Un ancien Premier ministre au conseil de quartier dans une ville française

Publié le par Waldar

Un ancien Premier ministre au conseil de quartier
À 60 ans, Fidel Moungar, né dans le sud du Tchad et ancien Premier ministre de son pays, se dit « simple citoyen » d'Alençon. : Jean-Yves DESFOUX

Fidel Moungar a gouverné le Tchad en 1993. Il vit aujourd'hui à Alençon. Tiré au sort le 22 novembre, à la mairie, il va siéger avec d'autres habitants au conseil de démocratie locale, en toute humilité.

Au mois de février, quand seront installés les « conseils de démocratie locale » voulus par le nouveau maire socialiste d'Alençon, Joaquim Pueyo, le quartier de Guéramé aura un défenseur de choix. Un habitué des joutes politiques, dans des circonstances autrement plus mouvementées.

 

Fidel Moungar, chirurgien des hôpitaux d'Alençon et Mamers, a été Premier ministre du Tchad entre avril et novembre 1993, sous Idriss Déby. Sa règle de vie ? La conviction qu'il faut contribuer à la vie en société, où qu'on soit. « Si vous ne voulez pas être géré par les autres, prenez part à la gestion », sourit-il. Il a donc « géré » le quotidien de dix millions de Tchadiens, porté par la volonté d'être utile.
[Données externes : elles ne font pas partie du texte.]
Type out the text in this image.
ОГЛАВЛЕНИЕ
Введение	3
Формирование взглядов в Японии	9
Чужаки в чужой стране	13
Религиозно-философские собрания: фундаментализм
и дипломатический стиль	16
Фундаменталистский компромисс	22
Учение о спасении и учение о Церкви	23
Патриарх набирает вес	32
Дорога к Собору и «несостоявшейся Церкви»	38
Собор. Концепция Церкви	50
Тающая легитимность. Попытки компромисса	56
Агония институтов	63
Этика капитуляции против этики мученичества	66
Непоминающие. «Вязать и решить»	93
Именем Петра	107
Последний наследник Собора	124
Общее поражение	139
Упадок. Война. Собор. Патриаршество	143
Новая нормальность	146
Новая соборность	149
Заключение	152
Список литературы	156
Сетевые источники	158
Déjà, au lycée, ce fils de commerçant prenait en main les problèmes des autres. Plus tard, à la faculté de médecine d'Amiens, où il étudie grâce à une bourse de l'Organisation mondiale de la santé, il anime des mouvements de jeunes chrétiens. La guerre civile éclate au Tchad alors qu'il termine ses études. On est en 1979. « Je voulais exercer dans mon pays, mais c'était devenu impossible. »

Pourtant, le jeune médecin, alors âgé de 31 ans, veut faire quelque chose pour le Tchad. Il entre en politique. Depuis Péronne (en Picardie) où il travaille, il fonde un parti, l'Action tchadienne pour l'unité et le socialisme. « On rêvait. C'était l'époque du lyrisme sur le thème du partage... » L'Actus lutte, de loin. Et se fait connaître. Quand Hissène Habré arrive au pouvoir, en 1983, Fidel Moungar refuse le portefeuille de ministre de la Santé.
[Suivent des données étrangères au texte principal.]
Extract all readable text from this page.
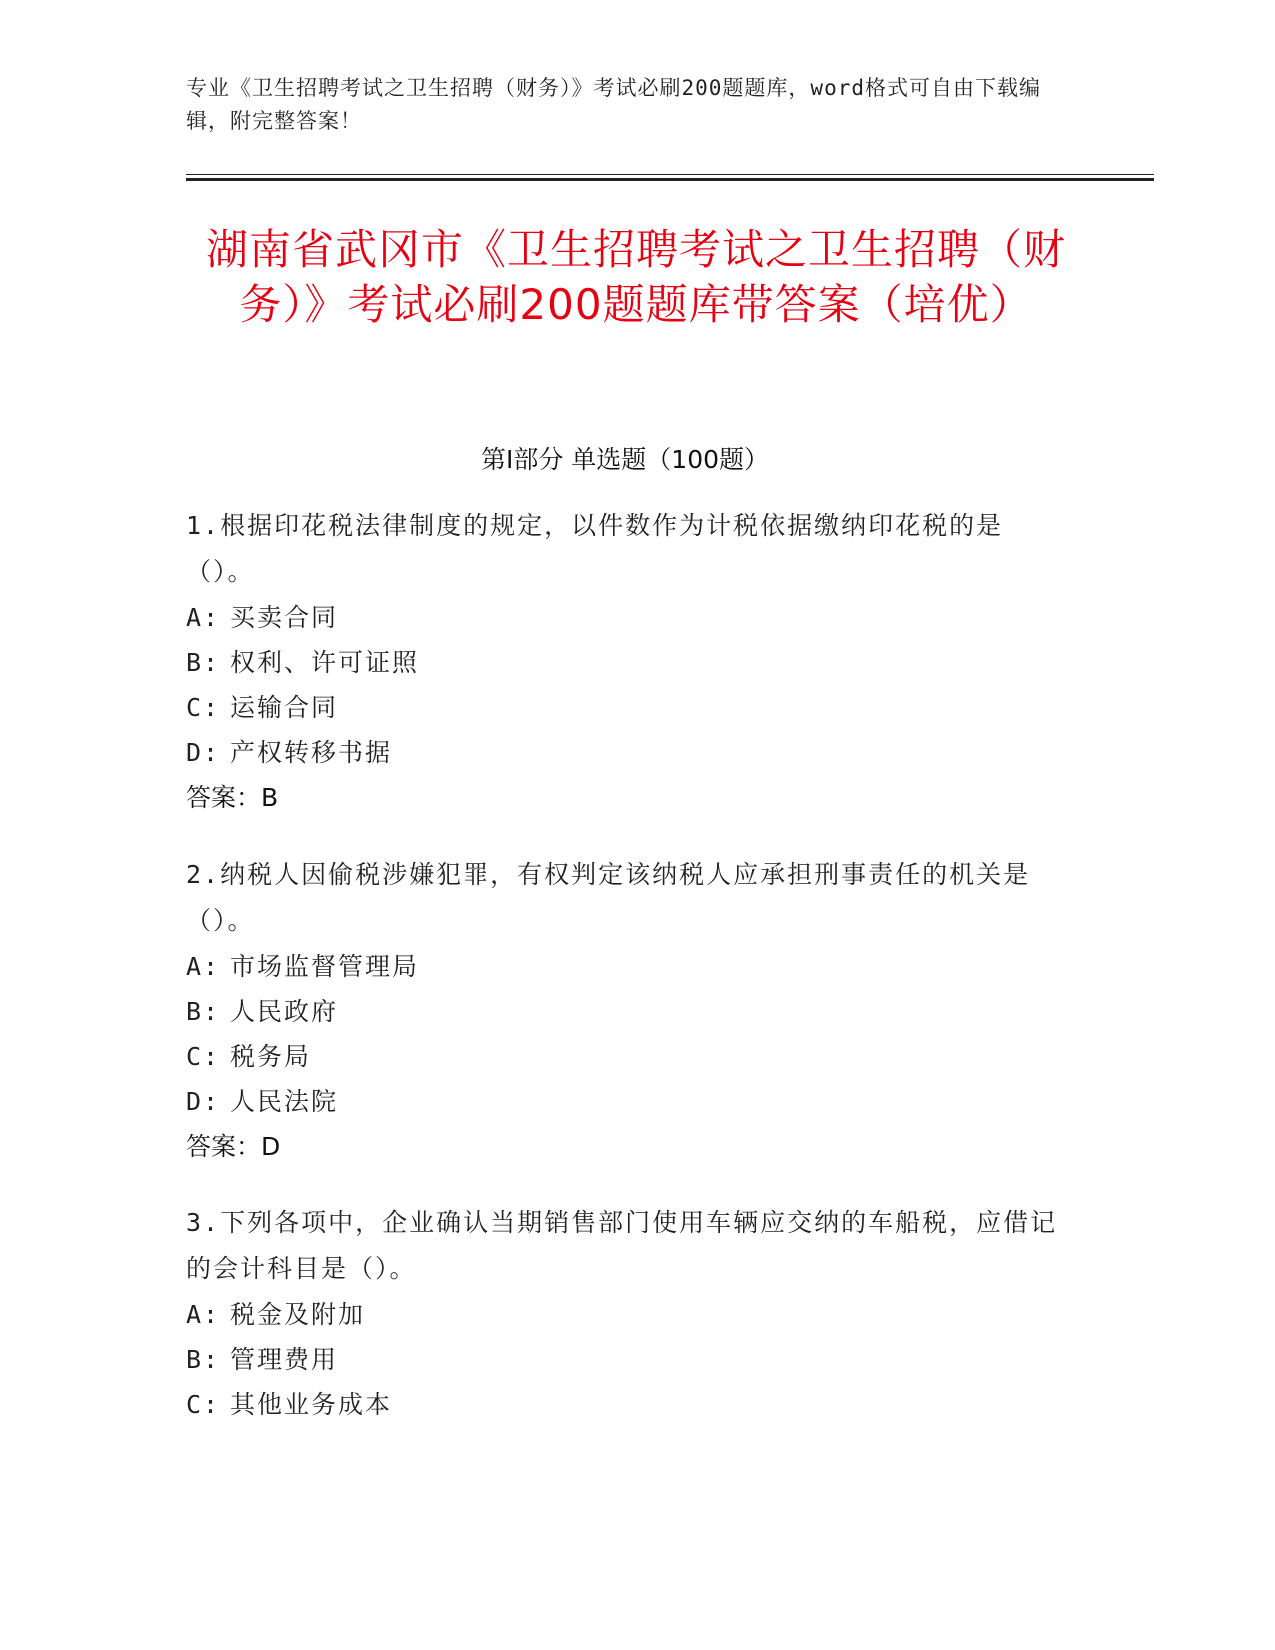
专业《卫生招聘考试之卫生招聘（财务）》考试必刷200题题库，word格式可自由下载编辑，附完整答案！

湖南省武冈市《卫生招聘考试之卫生招聘（财务）》考试必刷200题题库带答案（培优）
第I部分 单选题（100题）

1.根据印花税法律制度的规定，以件数作为计税依据缴纳印花税的是（）。

A: 买卖合同
B: 权利、许可证照
C: 运输合同
D: 产权转移书据

答案：B

2.纳税人因偷税涉嫌犯罪，有权判定该纳税人应承担刑事责任的机关是（）。

A: 市场监督管理局
B: 人民政府
C: 税务局
D: 人民法院

答案：D

3.下列各项中，企业确认当期销售部门使用车辆应交纳的车船税，应借记的会计科目是（）。

A: 税金及附加
B: 管理费用
C: 其他业务成本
Idriss Déby, appuyé par la France, renverse Habré en décembre 1990. Fidel Moungar est à nouveau demandé : on a besoin des élites pour gouverner le pays. « J'ai pu retourner au Tchad. Mais j'avais épousé une Picarde, j'avais une famille et un travail en France. J'ai proposé d'aider, de loin. »

Fidel Moungar a une vision intransigeante de la « bonne » politique : ne pas profiter du pouvoir pour s'enrichir ; conserver un salaire à côté pour rester indépendant ; servir, sans se servir. Une approche dictée par son éducation protestante.
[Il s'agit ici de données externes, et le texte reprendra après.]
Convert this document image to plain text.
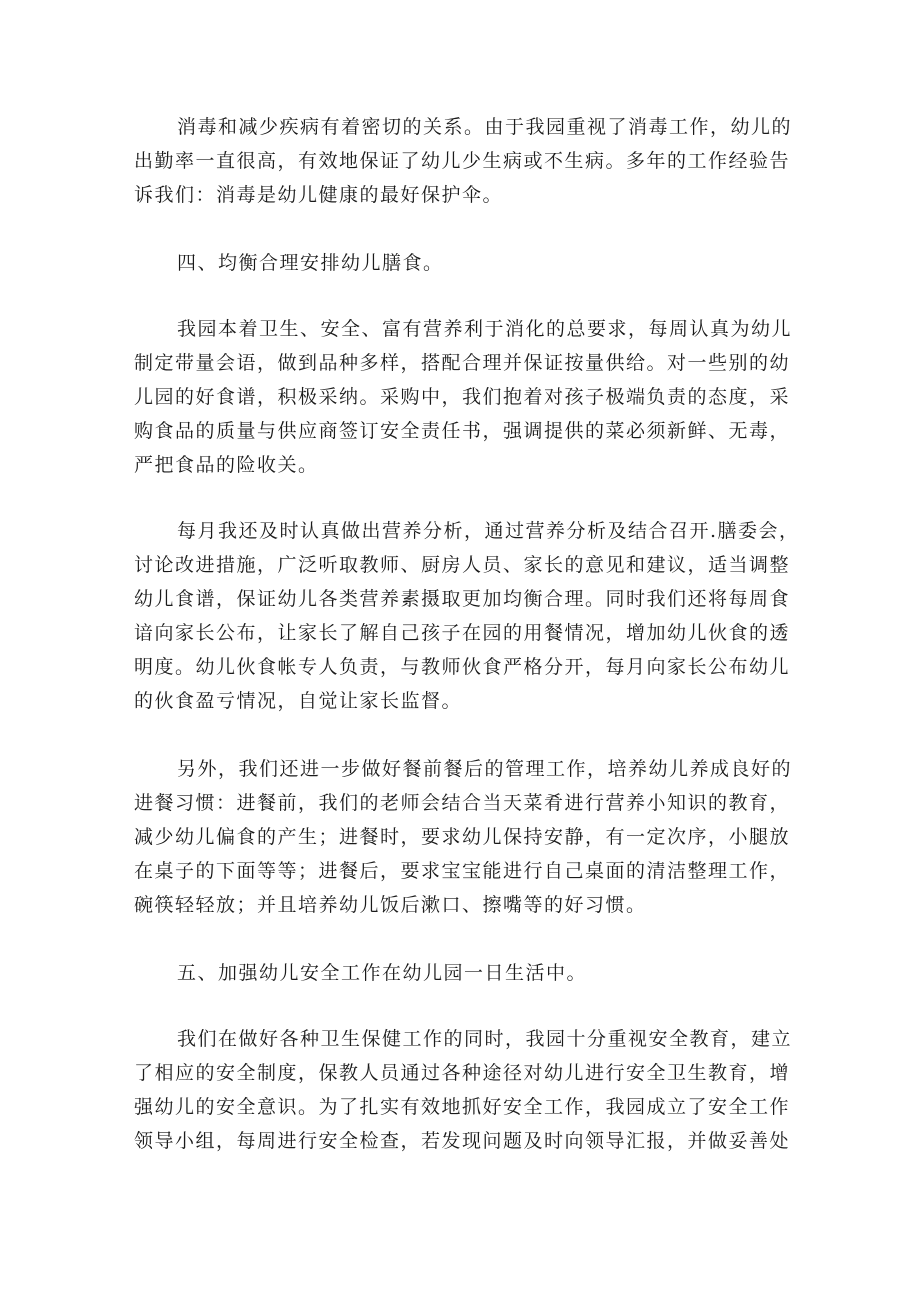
消毒和减少疾病有着密切的关系。由于我园重视了消毒工作，幼儿的
出勤率一直很高，有效地保证了幼儿少生病或不生病。多年的工作经验告
诉我们：消毒是幼儿健康的最好保护伞。

四、均衡合理安排幼儿膳食。

我园本着卫生、安全、富有营养利于消化的总要求，每周认真为幼儿
制定带量会语，做到品种多样，搭配合理并保证按量供给。对一些别的幼
儿园的好食谱，积极采纳。采购中，我们抱着对孩子极端负责的态度，采
购食品的质量与供应商签订安全责任书，强调提供的菜必须新鲜、无毒，
严把食品的险收关。

每月我还及时认真做出营养分析，通过营养分析及结合召开.膳委会，
讨论改进措施，广泛听取教师、厨房人员、家长的意见和建议，适当调整
幼儿食谱，保证幼儿各类营养素摄取更加均衡合理。同时我们还将每周食
谙向家长公布，让家长了解自己孩子在园的用餐情况，增加幼儿伙食的透
明度。幼儿伙食帐专人负责，与教师伙食严格分开，每月向家长公布幼儿
的伙食盈亏情况，自觉让家长监督。

另外，我们还进一步做好餐前餐后的管理工作，培养幼儿养成良好的
进餐习惯：进餐前，我们的老师会结合当天菜肴进行营养小知识的教育，
减少幼儿偏食的产生；进餐时，要求幼儿保持安静，有一定次序，小腿放
在桌子的下面等等；进餐后，要求宝宝能进行自己桌面的清洁整理工作，
碗筷轻轻放；并且培养幼儿饭后漱口、擦嘴等的好习惯。

五、加强幼儿安全工作在幼儿园一日生活中。

我们在做好各种卫生保健工作的同时，我园十分重视安全教育，建立
了相应的安全制度，保教人员通过各种途径对幼儿进行安全卫生教育，增
强幼儿的安全意识。为了扎实有效地抓好安全工作，我园成立了安全工作
领导小组，每周进行安全检查，若发现问题及时向领导汇报，并做妥善处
Sa position séduit François Mitterrand, qui le fait convoquer à l'Élysée pour le convaincre d'accepter, en 1992, le ministère tchadien de l'Éducation nationale. « Il m'a dit : 'Vous êtes intéressant, jeune homme'. Et il m'a confié un milliard de francs pour payer les fonctionnaires et redresser tout le système scolaire. » Sa première tournée ministérielle, il la fait à pied. L'argent public ne doit servir qu'à son pays. Grâce aux fonds français, des enseignants se sont acheté des vélos qu'ils appellent « Fidel Moungar »...

Cette gestion financière déplaît à Idriss Déby, qui le charge tout de même d'organiser la grande conférence nationale de 1993 pour l'élection démocratique d'un premier ministre. Face à quinze candidats, le nom de Fidel Moungar sort des urnes.

Le médecin ne change pas sa ligne de conduite : pas de résidence d'État, une honnêteté intransigeante. « Je suis le seul ministre tchadien dont le directeur de cabinet a été mis en prison pour avoir respecté les consignes de son chef ! » Après deux tentatives, Idriss Déby parvient à évincer son encombrant Premier ministre.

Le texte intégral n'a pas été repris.